Oxygen-generating biocatalytic nanomaterials for tumor hypoxia relief in cancer radiotherapy

Radiotherapy (RT), the most commonly used treatment method in clinics, shows unique advantages such as strong penetration, high energy intensity, and low systemic side effects. However, in vivo tumor hypoxia seriously hinders the therapeutic effect of RT. Hypoxia is a common characteristic of locally advanced solid tumor microenvironments, which leads to the proliferation, invasion and metastasis of tumor cells. In addition, oxygen consumption during RT will further aggravate tumor hypoxia, causing a variety of adverse side effects. In recent years, various biocatalytic nanomaterials (BCNs) have been explored to regulate and reverse tumor hypoxia microenvironments during RT. In this review, the most recent efforts toward developing oxygen-generating BCNs in relieving tumor hypoxia in RT are focused upon. The classification, engineering nanocatalytical activity of oxygen-generating BCNs and combined therapy based on these BCNs are systematically introduced and discussed. The challenges and prospects of these oxygen-generating BCNs in RT applications are also summarized.

Automated summary

Radiotherapy (RT) is widely used in clinics and has advantages like strong penetration, high energy intensity, and low systemic side effects. However, tumor hypoxia during RT significantly reduces its therapeutic effect.
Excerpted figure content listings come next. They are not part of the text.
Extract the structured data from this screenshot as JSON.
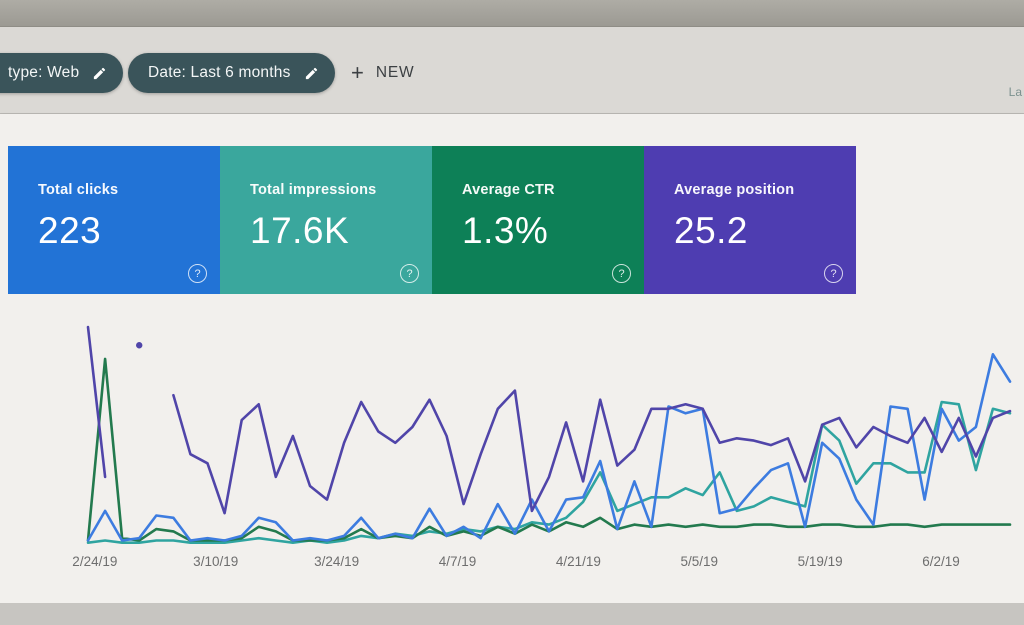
{
  "header": {
    "chips": [
      {
        "label": "type: Web"
      },
      {
        "label": "Date: Last 6 months"
      }
    ],
    "new_button": {
      "plus": "+",
      "label": "NEW"
    },
    "cropped_right_text": "La"
  },
  "cards": [
    {
      "label": "Total clicks",
      "value": "223",
      "color": "#2273d6",
      "help": "?"
    },
    {
      "label": "Total impressions",
      "value": "17.6K",
      "color": "#3aa79d",
      "help": "?"
    },
    {
      "label": "Average CTR",
      "value": "1.3%",
      "color": "#0d8057",
      "help": "?"
    },
    {
      "label": "Average position",
      "value": "25.2",
      "color": "#4e3db1",
      "help": "?"
    }
  ],
  "chart_data": {
    "type": "line",
    "title": "",
    "xlabel": "",
    "ylabel": "",
    "grid": false,
    "legend": "none",
    "x_labels": [
      "2/24/19",
      "3/10/19",
      "3/24/19",
      "4/7/19",
      "4/21/19",
      "5/5/19",
      "5/19/19",
      "6/2/19"
    ],
    "units": "percent of plot height (chart shows no y-axis; each metric independently scaled)",
    "series": [
      {
        "name": "Total impressions",
        "color": "#2fa4a0",
        "values": [
          1,
          2,
          1,
          1,
          2,
          2,
          1,
          1,
          1,
          2,
          3,
          2,
          1,
          2,
          1,
          2,
          4,
          3,
          5,
          4,
          6,
          5,
          7,
          6,
          8,
          7,
          10,
          9,
          12,
          19,
          32,
          15,
          18,
          21,
          21,
          25,
          22,
          32,
          15,
          17,
          21,
          19,
          17,
          53,
          46,
          27,
          36,
          36,
          32,
          32,
          63,
          62,
          33,
          60,
          58
        ]
      },
      {
        "name": "Average CTR",
        "color": "#237a4e",
        "values": [
          2,
          82,
          3,
          2,
          7,
          6,
          2,
          2,
          2,
          3,
          8,
          6,
          2,
          2,
          2,
          3,
          7,
          3,
          4,
          3,
          8,
          4,
          6,
          4,
          8,
          5,
          9,
          6,
          10,
          8,
          12,
          7,
          9,
          8,
          9,
          8,
          9,
          8,
          8,
          9,
          9,
          8,
          8,
          9,
          9,
          8,
          8,
          9,
          9,
          8,
          9,
          9,
          9,
          9,
          9
        ]
      },
      {
        "name": "Total clicks",
        "color": "#3d7ce0",
        "values": [
          2,
          15,
          2,
          3,
          13,
          12,
          2,
          3,
          2,
          4,
          12,
          10,
          2,
          3,
          2,
          4,
          12,
          3,
          5,
          3,
          16,
          4,
          8,
          3,
          18,
          5,
          20,
          6,
          20,
          21,
          37,
          7,
          28,
          8,
          61,
          58,
          60,
          14,
          16,
          25,
          33,
          36,
          8,
          45,
          38,
          20,
          9,
          61,
          60,
          20,
          60,
          46,
          52,
          84,
          72
        ]
      },
      {
        "name": "Average position",
        "color": "#5045a9",
        "values": [
          96,
          30,
          null,
          88,
          null,
          66,
          40,
          36,
          14,
          55,
          62,
          30,
          48,
          26,
          20,
          45,
          63,
          50,
          45,
          52,
          64,
          48,
          18,
          40,
          60,
          68,
          15,
          30,
          54,
          28,
          64,
          35,
          42,
          60,
          60,
          62,
          60,
          45,
          47,
          46,
          44,
          47,
          28,
          53,
          56,
          43,
          52,
          48,
          45,
          56,
          41,
          56,
          39,
          56,
          59
        ]
      }
    ]
  }
}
Tumor hypoxia, a common characteristic of locally advanced solid tumors, promotes tumor cell proliferation, invasion, and metastasis. In recent years, the use of biocatalytic nanomaterials (BCNs) to reverse tumor hypoxia during RT has been explored. This review focuses on oxygen-generating BCNs and their potential in relieving tumor hypoxia in RT. The classification, engineering nanocatalytical activity of oxygen-generating BCNs, and combination therapy based on these BCNs are discussed. The challenges and prospects of using oxygen-generating BCNs in RT applications are summarized.